McHugh's Dual Vision
Steve McHugh runs two San Antonio restaurants with fundamentally different personalities — Cured at the Pearl with its charcuterie focus and gastro-pub warmth, and Landrace at the Thompson with its live-fire ambition and hotel-luxury context. The remarkable thing is that neither feels like a compromise of the other. McHugh's team at Landrace brings the ingredient obsession of Cured to a kitchen with better fire infrastructure, producing food that is simultaneously more technically demanding and more casually delivered than its Pearl counterpart.
The chef's personal engagement with the dining room — noted by multiple reviewers as unusually direct, with McHugh himself present and talking with tables during service — gives Landrace the warmth that distinguishes great hotel restaurants from merely adequate ones. When the chef visits your table to discuss where the lamb came from and how it was raised, the live-fire equipment behind him becomes context rather than theater.

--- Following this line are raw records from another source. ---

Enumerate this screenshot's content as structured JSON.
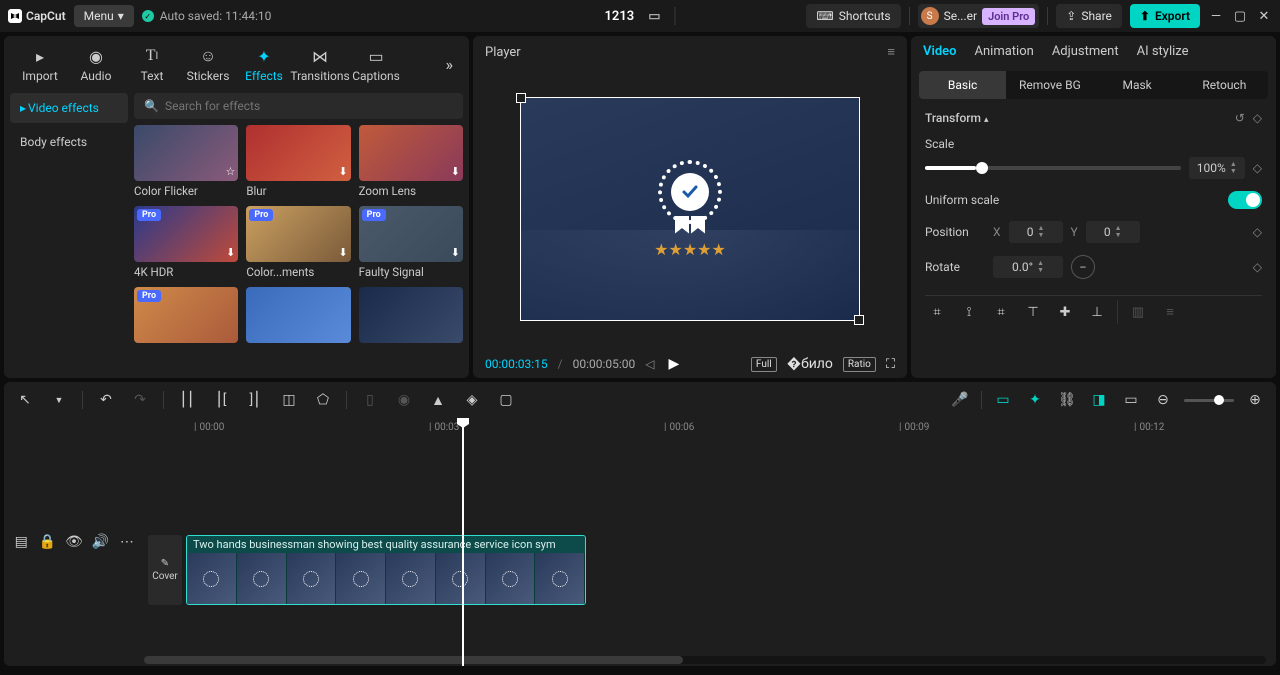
{
  "topbar": {
    "logo": "CapCut",
    "menu": "Menu",
    "autosave": "Auto saved: 11:44:10",
    "project_name": "1213",
    "shortcuts": "Shortcuts",
    "account": "Se...er",
    "join_pro": "Join Pro",
    "share": "Share",
    "export": "Export"
  },
  "media_tabs": {
    "import": "Import",
    "audio": "Audio",
    "text": "Text",
    "stickers": "Stickers",
    "effects": "Effects",
    "transitions": "Transitions",
    "captions": "Captions"
  },
  "effects_side": {
    "video": "Video effects",
    "body": "Body effects"
  },
  "search_placeholder": "Search for effects",
  "effects": {
    "e0": "Color Flicker",
    "e1": "Blur",
    "e2": "Zoom Lens",
    "e3": "4K HDR",
    "e4": "Color...ments",
    "e5": "Faulty Signal",
    "pro": "Pro"
  },
  "player": {
    "title": "Player",
    "time_current": "00:00:03:15",
    "time_total": "00:00:05:00",
    "full": "Full",
    "ratio": "Ratio"
  },
  "inspector": {
    "tabs": {
      "video": "Video",
      "animation": "Animation",
      "adjustment": "Adjustment",
      "ai": "AI stylize"
    },
    "subs": {
      "basic": "Basic",
      "removebg": "Remove BG",
      "mask": "Mask",
      "retouch": "Retouch"
    },
    "transform": "Transform",
    "scale": "Scale",
    "scale_val": "100%",
    "uniform": "Uniform scale",
    "position": "Position",
    "pos_x_label": "X",
    "pos_x": "0",
    "pos_y_label": "Y",
    "pos_y": "0",
    "rotate": "Rotate",
    "rotate_val": "0.0°",
    "mirror": "–"
  },
  "timeline": {
    "marks": {
      "m0": "00:00",
      "m1": "00:03",
      "m2": "00:06",
      "m3": "00:09",
      "m4": "00:12"
    },
    "clip_label": "Two hands businessman showing best quality assurance service icon sym",
    "cover": "Cover"
  }
}
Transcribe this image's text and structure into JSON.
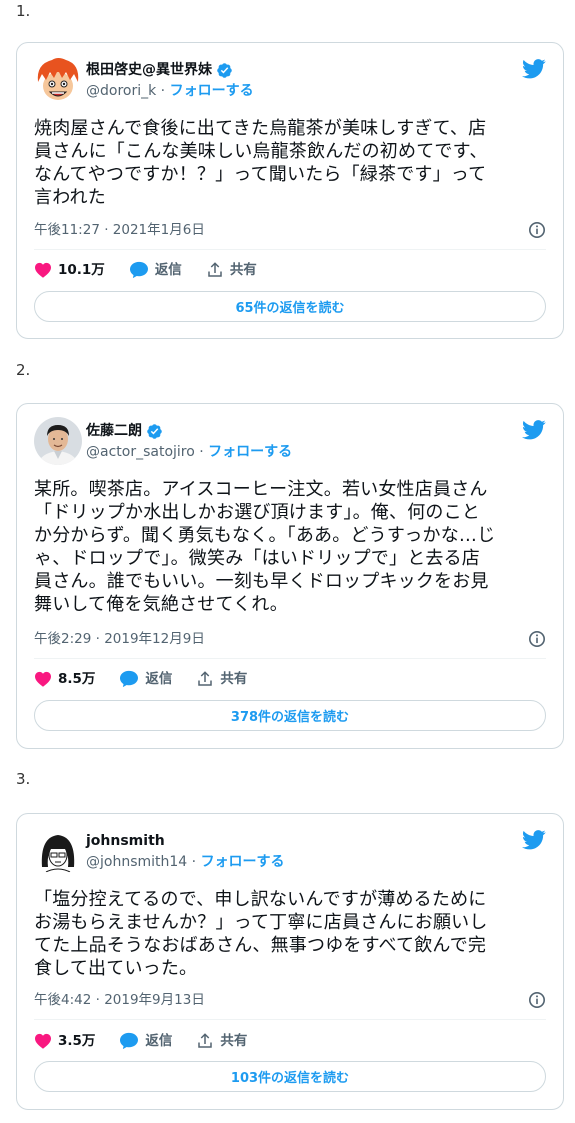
{
  "colors": {
    "accent": "#1d9bf0",
    "like": "#f91880",
    "border": "#cfd9de",
    "muted": "#536471"
  },
  "tweets": [
    {
      "number": "1.",
      "name": "根田啓史@異世界妹",
      "handle": "@dorori_k",
      "follow_label": "フォローする",
      "text": "焼肉屋さんで食後に出てきた烏龍茶が美味しすぎて、店\n員さんに「こんな美味しい烏龍茶飲んだの初めてです、\nなんてやつですか！？」って聞いたら「緑茶です」って\n言われた",
      "timestamp": "午後11:27 · 2021年1月6日",
      "likes": "10.1万",
      "reply_label": "返信",
      "share_label": "共有",
      "replies_button": "65件の返信を読む",
      "avatar_icon": "cartoon-avatar-icon"
    },
    {
      "number": "2.",
      "name": "佐藤二朗",
      "handle": "@actor_satojiro",
      "follow_label": "フォローする",
      "text": "某所。喫茶店。アイスコーヒー注文。若い女性店員さん\n「ドリップか水出しかお選び頂けます」。俺、何のこと\nか分からず。聞く勇気もなく。「ああ。どうすっかな…じ\nゃ、ドロップで」。微笑み「はいドリップで」と去る店\n員さん。誰でもいい。一刻も早くドロップキックをお見\n舞いして俺を気絶させてくれ。",
      "timestamp": "午後2:29 · 2019年12月9日",
      "likes": "8.5万",
      "reply_label": "返信",
      "share_label": "共有",
      "replies_button": "378件の返信を読む",
      "avatar_icon": "photo-avatar-icon"
    },
    {
      "number": "3.",
      "name": "johnsmith",
      "handle": "@johnsmith14",
      "follow_label": "フォローする",
      "text": "「塩分控えてるので、申し訳ないんですが薄めるために\nお湯もらえませんか？」って丁寧に店員さんにお願いし\nてた上品そうなおばあさん、無事つゆをすべて飲んで完\n食して出ていった。",
      "timestamp": "午後4:42 · 2019年9月13日",
      "likes": "3.5万",
      "reply_label": "返信",
      "share_label": "共有",
      "replies_button": "103件の返信を読む",
      "avatar_icon": "sketch-avatar-icon"
    }
  ]
}
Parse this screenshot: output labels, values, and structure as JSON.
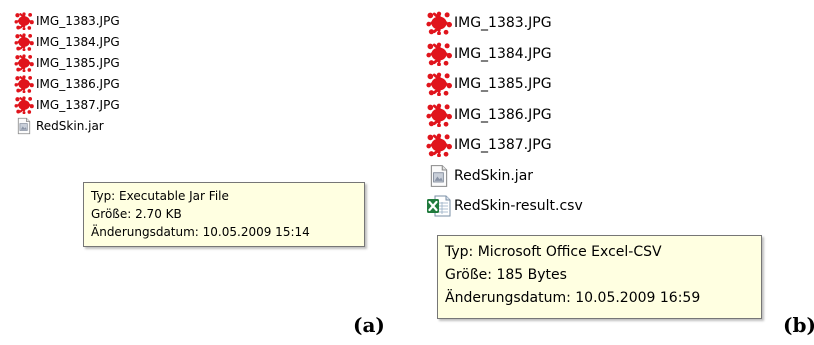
{
  "colors": {
    "tooltip_bg": "#ffffe1",
    "tooltip_border": "#767676",
    "image_icon_red": "#e0141c",
    "excel_icon_green": "#1f7a3c"
  },
  "panel_a": {
    "label": "(a)",
    "files": [
      {
        "name": "IMG_1383.JPG",
        "icon": "red-image-icon"
      },
      {
        "name": "IMG_1384.JPG",
        "icon": "red-image-icon"
      },
      {
        "name": "IMG_1385.JPG",
        "icon": "red-image-icon"
      },
      {
        "name": "IMG_1386.JPG",
        "icon": "red-image-icon"
      },
      {
        "name": "IMG_1387.JPG",
        "icon": "red-image-icon"
      },
      {
        "name": "RedSkin.jar",
        "icon": "jar-file-icon"
      }
    ],
    "tooltip": {
      "type": "Typ: Executable Jar File",
      "size": "Größe: 2.70 KB",
      "modified": "Änderungsdatum: 10.05.2009 15:14"
    }
  },
  "panel_b": {
    "label": "(b)",
    "files": [
      {
        "name": "IMG_1383.JPG",
        "icon": "red-image-icon"
      },
      {
        "name": "IMG_1384.JPG",
        "icon": "red-image-icon"
      },
      {
        "name": "IMG_1385.JPG",
        "icon": "red-image-icon"
      },
      {
        "name": "IMG_1386.JPG",
        "icon": "red-image-icon"
      },
      {
        "name": "IMG_1387.JPG",
        "icon": "red-image-icon"
      },
      {
        "name": "RedSkin.jar",
        "icon": "jar-file-icon"
      },
      {
        "name": "RedSkin-result.csv",
        "icon": "excel-csv-icon"
      }
    ],
    "tooltip": {
      "type": "Typ: Microsoft Office Excel-CSV",
      "size": "Größe: 185 Bytes",
      "modified": "Änderungsdatum: 10.05.2009 16:59"
    }
  }
}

Best For: Closing Deals & Client Dinners
The Thompson San Antonio's Riverwalk address places Landrace in the center of the city's business hotel corridor, making it the natural choice for client entertainment that requires a downtown location without the formal constraints of Biga on the Banks. The live-fire menu creates conversation — the visible kitchen, the smoke aromas, the theatrical lamb T-bone — in a way that traditional fine-dining tasting menus rarely achieve. For clients who need impressing without intimidating, Landrace is the most socially intelligent choice in its price range.
First dates at Landrace benefit from the dual register: serious enough to communicate effort, accessible enough to not require explanation. The open kitchen provides natural conversation topics; the hotel lobby bar provides a natural extension of the evening.